▼高度成長期、農家の次男、三男は仕事を求めて東京に向かった。進学で群馬を離れる生徒も多く、山間部では過疎化が進んだが、県人口は上昇基調が続いていて、人口減への危機感は薄かったのかもしれない

 ▼若者の県外流出は続いている。上毛新聞が群馬大社会情報学部と共同で行った高校3年生対象の調査では、およそ4割が卒業後の進路について県外を希望していた。進学や就職を機に群馬から離れ、そのまま縁遠くなってしまう人たちがいる

 ▼人は魅力のある場所に集まる。条件のいい仕事、通いたい学校、便利でにぎやかな商業施設-。人口減と人手不足が叫ばれる今、県内でもいかに地域に人を呼び込むかが大きな課題になっている

 ▼若い世代が夢を求め新たな世界へ挑戦する姿勢は応援したいが、ふるさと群馬から人が出ていく一方になるのも寂しい。何とも悩ましいところだ

 ▼県外から移住する「Iターン」を増やすのはもちろん、岐路となる18歳の若者が学び、働きたいと思うふるさとでありたい。

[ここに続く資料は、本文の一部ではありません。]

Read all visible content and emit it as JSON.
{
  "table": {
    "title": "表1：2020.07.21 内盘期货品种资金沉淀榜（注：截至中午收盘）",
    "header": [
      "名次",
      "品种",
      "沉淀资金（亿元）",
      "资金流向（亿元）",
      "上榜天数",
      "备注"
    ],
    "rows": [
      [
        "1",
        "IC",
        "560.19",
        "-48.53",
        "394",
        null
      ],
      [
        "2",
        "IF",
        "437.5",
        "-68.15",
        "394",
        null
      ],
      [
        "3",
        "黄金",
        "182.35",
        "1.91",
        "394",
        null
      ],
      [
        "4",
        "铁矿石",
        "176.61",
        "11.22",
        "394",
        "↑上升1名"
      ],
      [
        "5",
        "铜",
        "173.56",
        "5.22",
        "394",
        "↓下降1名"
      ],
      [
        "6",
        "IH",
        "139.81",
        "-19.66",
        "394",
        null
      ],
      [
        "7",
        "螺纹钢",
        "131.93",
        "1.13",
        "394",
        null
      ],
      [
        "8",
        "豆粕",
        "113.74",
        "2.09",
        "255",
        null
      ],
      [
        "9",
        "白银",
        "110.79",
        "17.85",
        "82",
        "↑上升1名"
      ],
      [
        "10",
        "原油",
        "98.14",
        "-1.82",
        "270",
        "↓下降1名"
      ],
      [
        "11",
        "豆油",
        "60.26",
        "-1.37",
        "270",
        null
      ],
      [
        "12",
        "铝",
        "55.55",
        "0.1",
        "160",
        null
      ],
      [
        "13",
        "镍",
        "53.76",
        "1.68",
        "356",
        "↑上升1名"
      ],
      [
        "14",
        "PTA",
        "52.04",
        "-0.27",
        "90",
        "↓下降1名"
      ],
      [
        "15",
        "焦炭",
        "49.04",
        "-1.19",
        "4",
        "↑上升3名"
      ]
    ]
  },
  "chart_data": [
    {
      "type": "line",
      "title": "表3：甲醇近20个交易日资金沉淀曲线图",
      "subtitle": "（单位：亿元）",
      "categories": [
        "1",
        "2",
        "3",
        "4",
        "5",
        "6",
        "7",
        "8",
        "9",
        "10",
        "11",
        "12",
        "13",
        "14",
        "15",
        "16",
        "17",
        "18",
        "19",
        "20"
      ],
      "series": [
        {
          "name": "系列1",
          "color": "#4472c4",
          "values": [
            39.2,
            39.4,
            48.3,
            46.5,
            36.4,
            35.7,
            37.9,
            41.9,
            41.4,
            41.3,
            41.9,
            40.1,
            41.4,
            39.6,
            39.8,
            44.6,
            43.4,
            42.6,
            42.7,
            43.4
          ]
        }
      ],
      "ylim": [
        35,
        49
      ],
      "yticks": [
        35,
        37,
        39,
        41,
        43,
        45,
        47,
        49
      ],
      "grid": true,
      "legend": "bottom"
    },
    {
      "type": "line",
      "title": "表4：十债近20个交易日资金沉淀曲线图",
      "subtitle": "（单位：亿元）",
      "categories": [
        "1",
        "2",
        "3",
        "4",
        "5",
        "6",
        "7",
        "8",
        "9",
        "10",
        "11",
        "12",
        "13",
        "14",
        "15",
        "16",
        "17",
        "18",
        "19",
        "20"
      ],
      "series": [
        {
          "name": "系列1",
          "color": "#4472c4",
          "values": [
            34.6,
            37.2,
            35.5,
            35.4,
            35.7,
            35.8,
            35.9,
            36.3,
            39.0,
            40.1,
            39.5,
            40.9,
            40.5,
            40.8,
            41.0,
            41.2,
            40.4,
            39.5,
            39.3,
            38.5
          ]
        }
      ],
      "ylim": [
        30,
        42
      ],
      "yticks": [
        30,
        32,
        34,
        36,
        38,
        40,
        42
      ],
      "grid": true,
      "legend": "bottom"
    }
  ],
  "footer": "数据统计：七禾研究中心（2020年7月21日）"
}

大学教育と雇用環境のさらなる充実が求められる

 ▼利根川の流れは下流都県を潤している。人材も日本の中心地である東京へ向かい、経済成長を支えてきた。流れを変えるのは簡単ではないが、次代を担う高校生が生まれ育った地元で暮らしたいと思う環境づくりへ知恵を絞りたい。